The tools, at a glance
| Tool | What it tells you | Cost |
|---|---|---|
| Browser DevTools (F12) → Network | Every third party the page contacts | Built in |
| uBlock Origin / Privacy Badger | Trackers, in plain sight | Free |
| securityheaders.com | Web security configuration, graded | Free |
| Mozilla Observatory (MDN) | Second security opinion | Free |
| SSL Labs (ssllabs.com/ssltest) | Encryption grade | Free |
| ICANN Lookup / whois.com | Domain age and registrar | Free |
| BuiltWith / Wappalyzer | Platform and analytics stack | Free |
| Common Sense privacy ratings; Internet Safety Labs | Independent app and ed-tech privacy reviews | Free |
None of this replaces a real security review or a lawyer reading the contract. It is the five minutes that tells you whether you need one, and it gives you specific, checkable questions to bring to the table. You do not have to take the vendor’s word. You never did.
Tools & references
Free, independent tools. securityheaders.com (web security headers, graded); the Mozilla Observatory on MDN; Qualys SSL Labs (TLS); ICANN Lookup (domain registration); BuiltWith and Wappalyzer (tech stack). Browser DevTools is built into Chrome, Firefox, Edge, and Safari; uBlock Origin and Privacy Badger are free extensions.
Privacy reviews you don’t have to run yourself. Common Sense privacy evaluations and Internet Safety Labs publish independent reviews of ed-tech apps. The Markup’s Blacklight scans a site for trackers in plain language (confirm it is still live before relying on it).

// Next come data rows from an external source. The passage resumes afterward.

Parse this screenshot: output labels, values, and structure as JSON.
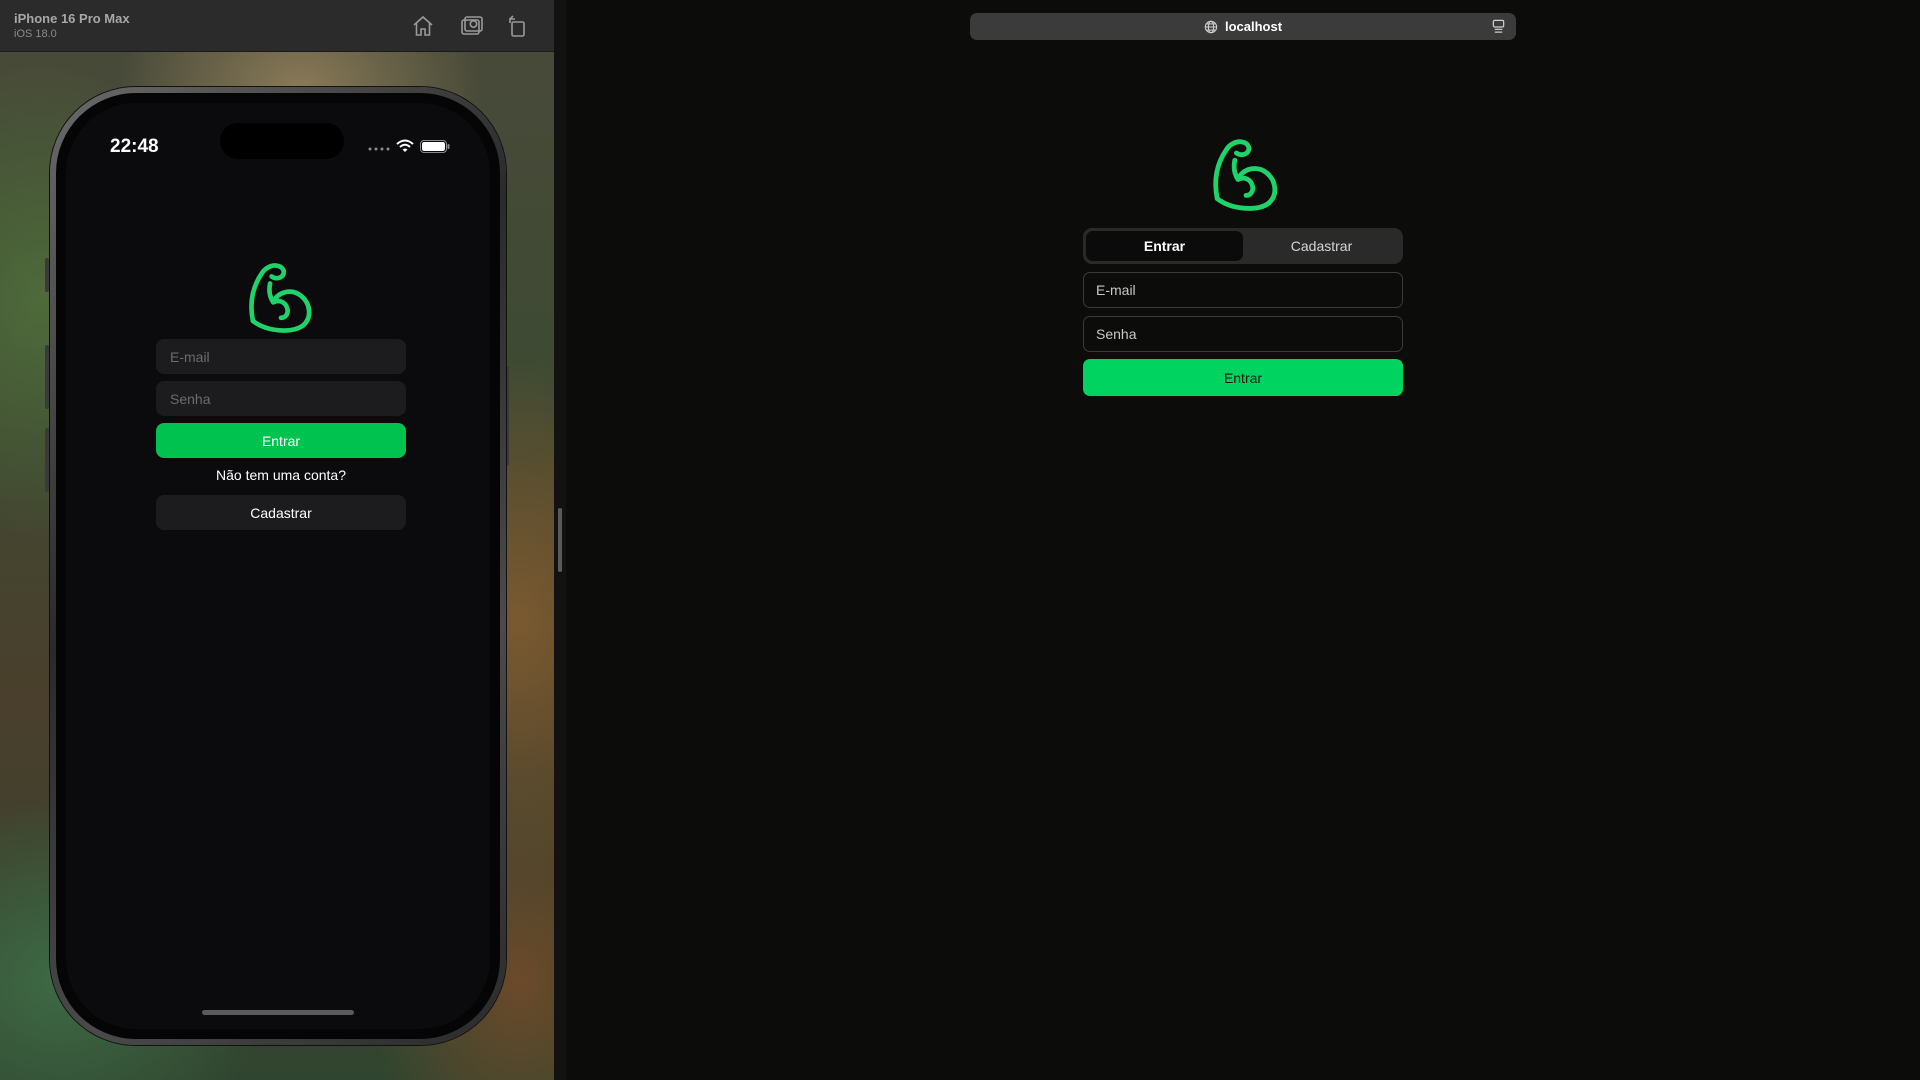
{
  "simulator": {
    "device_name": "iPhone 16 Pro Max",
    "os_version": "iOS 18.0",
    "tools": [
      "home-icon",
      "screenshot-icon",
      "rotate-icon"
    ]
  },
  "phone": {
    "status_time": "22:48",
    "status_icons": [
      "cellular-icon",
      "wifi-icon",
      "battery-icon"
    ],
    "logo_icon": "flexed-biceps-icon",
    "email_placeholder": "E-mail",
    "password_placeholder": "Senha",
    "login_button": "Entrar",
    "signup_prompt": "Não tem uma conta?",
    "signup_button": "Cadastrar"
  },
  "browser": {
    "url": "localhost",
    "logo_icon": "flexed-biceps-icon",
    "tabs": [
      {
        "label": "Entrar",
        "active": true
      },
      {
        "label": "Cadastrar",
        "active": false
      }
    ],
    "email_placeholder": "E-mail",
    "password_placeholder": "Senha",
    "submit_button": "Entrar"
  },
  "colors": {
    "accent_mobile": "#00c24e",
    "accent_web": "#00d35f",
    "logo_green": "#1fd36a"
  }
}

For student-data contracts. A signed Data Privacy Agreement, and alignment with FERPA and COPPA, are the baseline for any tool touching minors’ records. The Student Data Privacy Consortium maintains model agreements many districts already use.
This page is a method, not legal advice. It tells you what to look at and what a good or bad answer looks like; the judgment, and the contract, are yours.